Assuming – without deciding – that that “such compulsion is constitutionally permissible,” the majority held the Zauderer standard of scrutiny (typically applied in cases in which consumers could be misled) to be inapplicable because the graphic warnings are not necessary to prevent current cigarette packaging from misleading consumers, and because those warnings “certainly do not impart purely factual, accurate, or uncontroversial information.” The majority also rejected strict scrutiny – the standard applied by the district court – as inapplicable to cases involving a compelled commercial disclosure. Instead, the majority applied intermediate scrutiny under Central Hudson and found the regulation unconstitutional under this standard.

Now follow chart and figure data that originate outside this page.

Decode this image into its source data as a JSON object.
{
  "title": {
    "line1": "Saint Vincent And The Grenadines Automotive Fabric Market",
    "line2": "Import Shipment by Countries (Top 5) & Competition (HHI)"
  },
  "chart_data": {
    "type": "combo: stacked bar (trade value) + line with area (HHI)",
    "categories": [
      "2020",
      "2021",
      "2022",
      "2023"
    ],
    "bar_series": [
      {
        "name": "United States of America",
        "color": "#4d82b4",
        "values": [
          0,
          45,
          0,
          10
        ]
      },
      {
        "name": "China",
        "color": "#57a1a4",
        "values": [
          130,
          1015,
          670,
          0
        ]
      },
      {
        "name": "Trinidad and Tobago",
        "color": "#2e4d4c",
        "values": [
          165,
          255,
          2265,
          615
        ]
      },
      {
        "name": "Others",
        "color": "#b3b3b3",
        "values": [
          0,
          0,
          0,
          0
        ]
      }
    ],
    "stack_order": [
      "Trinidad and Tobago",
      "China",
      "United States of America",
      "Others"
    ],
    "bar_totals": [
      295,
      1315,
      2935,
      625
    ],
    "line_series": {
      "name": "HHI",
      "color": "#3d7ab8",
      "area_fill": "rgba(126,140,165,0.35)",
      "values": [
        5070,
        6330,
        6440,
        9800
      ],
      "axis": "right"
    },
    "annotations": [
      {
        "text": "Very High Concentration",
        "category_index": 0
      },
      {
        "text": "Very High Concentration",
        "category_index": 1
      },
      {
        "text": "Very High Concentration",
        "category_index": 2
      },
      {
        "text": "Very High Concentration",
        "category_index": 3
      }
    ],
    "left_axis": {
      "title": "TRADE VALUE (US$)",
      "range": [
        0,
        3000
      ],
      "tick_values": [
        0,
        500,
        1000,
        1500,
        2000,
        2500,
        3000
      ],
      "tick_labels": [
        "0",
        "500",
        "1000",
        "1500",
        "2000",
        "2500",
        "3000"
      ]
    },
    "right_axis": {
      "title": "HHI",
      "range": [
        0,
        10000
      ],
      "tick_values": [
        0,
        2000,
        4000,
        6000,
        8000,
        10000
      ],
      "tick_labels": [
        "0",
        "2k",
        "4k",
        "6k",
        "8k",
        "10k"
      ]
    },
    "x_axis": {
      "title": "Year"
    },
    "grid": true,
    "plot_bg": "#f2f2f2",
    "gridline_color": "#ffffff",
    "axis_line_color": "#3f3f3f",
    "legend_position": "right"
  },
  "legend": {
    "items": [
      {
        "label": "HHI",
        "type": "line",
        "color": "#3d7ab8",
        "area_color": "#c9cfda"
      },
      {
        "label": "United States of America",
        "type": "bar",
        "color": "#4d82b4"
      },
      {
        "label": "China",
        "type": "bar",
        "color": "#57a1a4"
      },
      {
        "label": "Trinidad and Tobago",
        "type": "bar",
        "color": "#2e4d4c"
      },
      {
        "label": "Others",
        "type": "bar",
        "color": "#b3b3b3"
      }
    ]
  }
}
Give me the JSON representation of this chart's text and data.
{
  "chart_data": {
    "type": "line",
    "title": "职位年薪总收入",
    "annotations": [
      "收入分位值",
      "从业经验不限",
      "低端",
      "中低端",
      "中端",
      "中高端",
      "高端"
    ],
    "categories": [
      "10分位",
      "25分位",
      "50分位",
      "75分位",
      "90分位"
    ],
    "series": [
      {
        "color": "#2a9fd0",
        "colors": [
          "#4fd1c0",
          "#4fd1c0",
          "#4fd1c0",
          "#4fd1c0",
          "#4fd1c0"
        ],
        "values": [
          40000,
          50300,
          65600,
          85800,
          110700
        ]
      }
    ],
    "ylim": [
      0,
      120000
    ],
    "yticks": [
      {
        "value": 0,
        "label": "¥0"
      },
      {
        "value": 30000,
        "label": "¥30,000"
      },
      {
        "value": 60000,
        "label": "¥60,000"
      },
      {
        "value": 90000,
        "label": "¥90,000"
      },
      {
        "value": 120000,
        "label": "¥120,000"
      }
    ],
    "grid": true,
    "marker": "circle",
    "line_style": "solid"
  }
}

The majority noted that “the only explicitly asserted interest in either the Proposed or Final Rule is an interest in reducing smoking rates.” The majority found that “FDA has not provided a shred of evidence – much less the ‘substantial evidence’ required by the APA – showing that the graphic warnings will ‘directly advance’ its interest in reducing the number of Americans who smoke. Finally, the majority batted down FDA’s asserted interest in “effectively communicating health information” as “merely a description of the means by which it plans to accomplish its goal of reducing smoking rates, and not an independent interest capable of sustaining the Rule.” In a dissenting opinion, Circuit Judge Randolph advocated for the application of Zauderer scrutiny, and faulted the majority for “failing to examine both of the government’s stated interests” (i.e., “effectively conveying information about the negative health consequences of smoking to consumers” and “decreasing smoking rates”).
An appeal appears likely. Shortly after the decision, HHS issued the following statement:
This administration is determined to do everything we can to warn young people about the dangers of smoking, which remain the leading cause of preventable death in America. The new warning labels in FDA’s rule are an effective tool in our efforts to both educate current smokers, especially young people, about the dangers of smoking; and help stop teenagers from smoking in the first place.
As noted previously, this case appears headed for the Supreme Court. Assuming the government seeks Supreme Court review, we should know by next year whether the Court intends to address the several unsettled issues raised by this case.